I got baptized anyway. The pastor had volunteered to perform the sacrament. Four of us were to get dunked in the lake. Before hand, there was much preoccupation with the coldness of the water. The preoccupation was entirely justified. The water was excruciatingly cold, so cold it made my legs feel like flaming cement. The pastor went out into the lake first, and one by one each of us trudged through the gray water toward him, so he could fully immerse us in the freezing baptismal, in the Name of the Father, and of the Son, and of the Holy Ghost. Each of us probably took a few minutes to get in and out, and so for ten minutes the pastor withstood the icy water, which I think took a lot of faith in the intrinsic value of the whole ritual. When the last of us had been baptized, it was almost funny, only not, because the pastor splashed out of the lake as fast as he could and sprinted up the beach, up the stairs, and disappeared into the cabin to tend to his lower extremities. To this day I hope he didn’t hurt himself.
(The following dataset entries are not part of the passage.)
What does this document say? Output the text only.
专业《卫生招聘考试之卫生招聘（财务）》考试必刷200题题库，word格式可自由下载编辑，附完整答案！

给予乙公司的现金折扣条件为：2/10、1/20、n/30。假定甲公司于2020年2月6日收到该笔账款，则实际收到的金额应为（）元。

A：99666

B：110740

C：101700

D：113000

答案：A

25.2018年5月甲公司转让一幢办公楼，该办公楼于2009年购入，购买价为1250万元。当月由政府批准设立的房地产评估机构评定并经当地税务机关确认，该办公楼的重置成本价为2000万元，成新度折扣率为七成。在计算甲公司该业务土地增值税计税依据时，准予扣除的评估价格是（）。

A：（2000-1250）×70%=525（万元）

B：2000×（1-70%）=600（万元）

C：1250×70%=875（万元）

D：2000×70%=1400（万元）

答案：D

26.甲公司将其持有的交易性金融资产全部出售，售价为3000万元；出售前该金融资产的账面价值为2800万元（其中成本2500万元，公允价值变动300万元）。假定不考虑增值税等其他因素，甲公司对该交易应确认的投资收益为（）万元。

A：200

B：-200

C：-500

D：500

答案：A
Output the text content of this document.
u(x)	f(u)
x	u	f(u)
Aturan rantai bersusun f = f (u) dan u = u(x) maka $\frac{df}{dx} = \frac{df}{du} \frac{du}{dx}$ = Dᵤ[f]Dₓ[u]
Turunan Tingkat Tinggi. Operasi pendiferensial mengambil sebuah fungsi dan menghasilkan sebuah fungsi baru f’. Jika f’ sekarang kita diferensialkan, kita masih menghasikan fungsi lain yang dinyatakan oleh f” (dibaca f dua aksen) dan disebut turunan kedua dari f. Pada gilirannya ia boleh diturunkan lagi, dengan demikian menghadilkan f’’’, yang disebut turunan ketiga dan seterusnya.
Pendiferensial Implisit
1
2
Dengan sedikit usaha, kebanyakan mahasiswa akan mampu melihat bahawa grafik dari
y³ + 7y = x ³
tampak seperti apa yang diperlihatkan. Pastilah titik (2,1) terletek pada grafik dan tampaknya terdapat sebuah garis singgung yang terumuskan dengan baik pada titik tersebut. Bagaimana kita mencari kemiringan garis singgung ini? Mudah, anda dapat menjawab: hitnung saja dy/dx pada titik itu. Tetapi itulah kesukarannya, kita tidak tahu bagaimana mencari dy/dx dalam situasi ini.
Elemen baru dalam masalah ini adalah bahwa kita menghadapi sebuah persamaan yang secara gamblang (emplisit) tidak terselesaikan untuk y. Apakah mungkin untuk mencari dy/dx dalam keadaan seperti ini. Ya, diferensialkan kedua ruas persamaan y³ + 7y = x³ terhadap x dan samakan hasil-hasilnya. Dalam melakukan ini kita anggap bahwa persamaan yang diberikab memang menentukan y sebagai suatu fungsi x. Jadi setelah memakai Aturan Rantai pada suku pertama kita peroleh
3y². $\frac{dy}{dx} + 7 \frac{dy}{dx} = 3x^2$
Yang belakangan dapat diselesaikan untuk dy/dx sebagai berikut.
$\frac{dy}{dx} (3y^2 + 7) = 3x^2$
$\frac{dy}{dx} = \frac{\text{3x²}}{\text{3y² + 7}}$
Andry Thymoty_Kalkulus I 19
And to this day, when I think about my baptism, I think more about my quasi-miracle than I do about my identification with Jesus’ death and resurrection, God’s foreknowledge of my salvation, my predestination to be conformed to Christ’s Likeness, my calling into His Kingdom, my justification, my glorification.
Maybe that’s why God doesn’t answer my prayers for signs and wonders. I’d make Him into a genie and forget that He’s a God. Or maybe I’m making excuses for His apparent failure to keep His promises about what one could do with faith like a child. But the truth is I still think that when I prayed for sunshine, He answered. It was an enigmatic iteration, admittedly. But I’ve come to think of enigma as His calling card. He’s subtle, I think. And probably I’m simply a man of little faith. Moses probably could have levitated the Volkswagen, and Elijah probably could have opened up the clouds and brought down the sun. I’ll grant without reservation that I’m a man of little faith. But at least I have a little, and it’s real.